断虫亭日乗

過ぎ去る日々の思い出をつづるだけ

さて、専門外の分類群でも一通りの甲虫を採集しようと思ったのは、ウィーンの博物館を訪れた際、そこの館員たちの1回の調査の成果を見て圧倒されたからである。その成果とは量と質である。まず量がすごい。1度の調査で甲虫だけで数万頭は必ず押さえてくる。そして質である。同じ1000頭の虫を採っても、採り方や採る人によって、質が全く違うものだが、専門外の人が、専門家が見て珍しいものを採ってくるところがすごい。同じ甲虫研究者であっても、これはなかなかできないことである。

なぜ日本の調査隊とは違うのだろうか。向こうの人の調査には、「博物館の収蔵を増やす」という、明確な目標があって、その点で収蔵に限界のある日本の調査とは一線を画している。さらに、彼らには海外調査の長い歴史があって、その膨大な収蔵が頭に焼きついているものだから、なにか成果の基準のようなものが頭の片隅にあるのかもしれない。
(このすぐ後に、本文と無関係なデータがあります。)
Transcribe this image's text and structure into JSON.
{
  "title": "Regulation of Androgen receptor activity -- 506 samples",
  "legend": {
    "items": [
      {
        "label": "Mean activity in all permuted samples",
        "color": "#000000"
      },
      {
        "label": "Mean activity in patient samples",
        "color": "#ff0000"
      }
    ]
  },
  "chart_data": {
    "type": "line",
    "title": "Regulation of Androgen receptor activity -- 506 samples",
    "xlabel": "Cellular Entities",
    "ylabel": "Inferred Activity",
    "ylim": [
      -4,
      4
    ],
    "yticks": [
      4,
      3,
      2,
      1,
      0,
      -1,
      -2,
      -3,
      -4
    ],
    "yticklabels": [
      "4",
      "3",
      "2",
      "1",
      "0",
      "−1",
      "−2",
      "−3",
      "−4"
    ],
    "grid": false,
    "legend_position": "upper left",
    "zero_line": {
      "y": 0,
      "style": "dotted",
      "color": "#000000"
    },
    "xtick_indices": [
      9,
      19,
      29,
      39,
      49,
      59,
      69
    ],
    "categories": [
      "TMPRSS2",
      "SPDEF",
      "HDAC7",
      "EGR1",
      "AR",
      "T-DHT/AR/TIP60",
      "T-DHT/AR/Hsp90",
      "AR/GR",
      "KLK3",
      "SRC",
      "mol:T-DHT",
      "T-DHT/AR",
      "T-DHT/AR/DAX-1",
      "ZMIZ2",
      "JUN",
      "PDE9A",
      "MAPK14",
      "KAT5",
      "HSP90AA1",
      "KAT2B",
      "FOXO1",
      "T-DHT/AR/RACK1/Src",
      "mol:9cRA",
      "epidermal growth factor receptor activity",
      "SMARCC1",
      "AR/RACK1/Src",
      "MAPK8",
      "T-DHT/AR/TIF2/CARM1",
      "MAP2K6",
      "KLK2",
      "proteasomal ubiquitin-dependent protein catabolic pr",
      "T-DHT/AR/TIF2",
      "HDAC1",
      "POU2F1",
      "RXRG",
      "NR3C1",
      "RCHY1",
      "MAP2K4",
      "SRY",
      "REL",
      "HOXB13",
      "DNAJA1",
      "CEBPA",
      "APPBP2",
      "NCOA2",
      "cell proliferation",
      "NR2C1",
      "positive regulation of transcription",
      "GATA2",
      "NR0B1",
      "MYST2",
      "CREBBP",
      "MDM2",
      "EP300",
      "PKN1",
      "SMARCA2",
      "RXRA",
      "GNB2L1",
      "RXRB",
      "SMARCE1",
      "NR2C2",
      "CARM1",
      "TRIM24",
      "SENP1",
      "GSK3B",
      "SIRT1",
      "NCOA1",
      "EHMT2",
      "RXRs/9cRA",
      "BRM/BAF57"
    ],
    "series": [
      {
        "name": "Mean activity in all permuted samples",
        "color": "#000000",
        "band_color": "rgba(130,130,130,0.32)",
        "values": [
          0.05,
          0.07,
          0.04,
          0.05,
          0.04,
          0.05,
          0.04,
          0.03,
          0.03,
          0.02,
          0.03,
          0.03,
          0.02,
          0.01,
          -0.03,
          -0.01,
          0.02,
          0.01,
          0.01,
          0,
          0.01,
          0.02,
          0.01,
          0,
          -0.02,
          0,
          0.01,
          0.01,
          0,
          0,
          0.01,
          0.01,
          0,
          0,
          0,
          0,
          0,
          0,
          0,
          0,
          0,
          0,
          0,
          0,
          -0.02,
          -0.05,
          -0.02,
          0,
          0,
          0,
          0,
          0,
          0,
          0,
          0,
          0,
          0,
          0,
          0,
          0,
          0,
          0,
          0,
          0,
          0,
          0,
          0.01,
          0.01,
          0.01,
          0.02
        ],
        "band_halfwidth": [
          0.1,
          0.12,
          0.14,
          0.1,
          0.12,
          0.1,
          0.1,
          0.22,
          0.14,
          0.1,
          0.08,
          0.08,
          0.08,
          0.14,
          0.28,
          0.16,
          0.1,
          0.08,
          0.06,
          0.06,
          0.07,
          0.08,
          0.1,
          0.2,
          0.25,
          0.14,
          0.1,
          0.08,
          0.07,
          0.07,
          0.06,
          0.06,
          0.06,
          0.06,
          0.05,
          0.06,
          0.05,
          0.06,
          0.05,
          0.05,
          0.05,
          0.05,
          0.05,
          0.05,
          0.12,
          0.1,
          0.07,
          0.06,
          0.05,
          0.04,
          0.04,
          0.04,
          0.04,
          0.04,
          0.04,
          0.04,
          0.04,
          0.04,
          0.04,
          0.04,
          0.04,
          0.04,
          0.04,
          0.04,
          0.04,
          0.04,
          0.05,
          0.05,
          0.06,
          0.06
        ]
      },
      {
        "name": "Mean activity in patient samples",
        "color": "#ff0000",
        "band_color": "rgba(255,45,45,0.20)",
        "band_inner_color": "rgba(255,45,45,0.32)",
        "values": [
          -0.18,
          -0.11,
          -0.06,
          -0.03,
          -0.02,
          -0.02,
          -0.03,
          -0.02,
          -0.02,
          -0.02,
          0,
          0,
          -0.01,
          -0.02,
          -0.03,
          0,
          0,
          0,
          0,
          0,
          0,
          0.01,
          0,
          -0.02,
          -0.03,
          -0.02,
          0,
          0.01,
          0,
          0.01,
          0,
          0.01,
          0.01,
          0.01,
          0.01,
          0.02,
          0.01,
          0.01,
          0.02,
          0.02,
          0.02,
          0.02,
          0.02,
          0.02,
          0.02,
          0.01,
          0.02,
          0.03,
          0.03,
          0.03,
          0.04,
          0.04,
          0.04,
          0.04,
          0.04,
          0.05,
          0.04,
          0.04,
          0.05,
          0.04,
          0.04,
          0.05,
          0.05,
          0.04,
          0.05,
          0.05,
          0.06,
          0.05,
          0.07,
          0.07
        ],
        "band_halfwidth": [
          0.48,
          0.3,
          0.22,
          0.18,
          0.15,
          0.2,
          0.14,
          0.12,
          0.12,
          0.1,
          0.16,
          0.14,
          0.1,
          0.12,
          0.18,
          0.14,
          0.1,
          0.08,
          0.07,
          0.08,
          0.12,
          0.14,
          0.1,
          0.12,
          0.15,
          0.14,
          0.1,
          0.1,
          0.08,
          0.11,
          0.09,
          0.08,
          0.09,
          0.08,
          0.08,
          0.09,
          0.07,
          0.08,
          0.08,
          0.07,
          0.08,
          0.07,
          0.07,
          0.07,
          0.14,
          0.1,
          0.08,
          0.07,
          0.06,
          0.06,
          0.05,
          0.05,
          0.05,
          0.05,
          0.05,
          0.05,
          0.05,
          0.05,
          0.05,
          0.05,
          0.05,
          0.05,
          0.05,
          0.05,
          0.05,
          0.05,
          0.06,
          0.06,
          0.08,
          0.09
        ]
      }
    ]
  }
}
そんなことに影響された私は、なんでもかんでも採ってくることを心がけているのだが、自分の成果にもつながり、かつ他の研究者にとっても喜ばれるものが採れる方法としてFITがあり、いまや毎度の調査に欠かせない道具となっている。行くたびに30-40基を10日ほど掛け、平均して5万頭ほどの甲虫を採集している。写真のものは、何人かの人のFITをもとにし、自分で考えた。利点が多く、これ以外のFITは今更使えないと思っている。

ところで、FITの作成に必要なA3クリアファイルや受け皿のフルーツパックがアメリカでは手に入らない。こちらでも仕掛けようと思っていたのだが、どうしたものか。海外の研究者からどんなFITを使っているのかとよく聞かれるが、このFITは全く同じ材料を使用して海外で製作することができないかもしれない。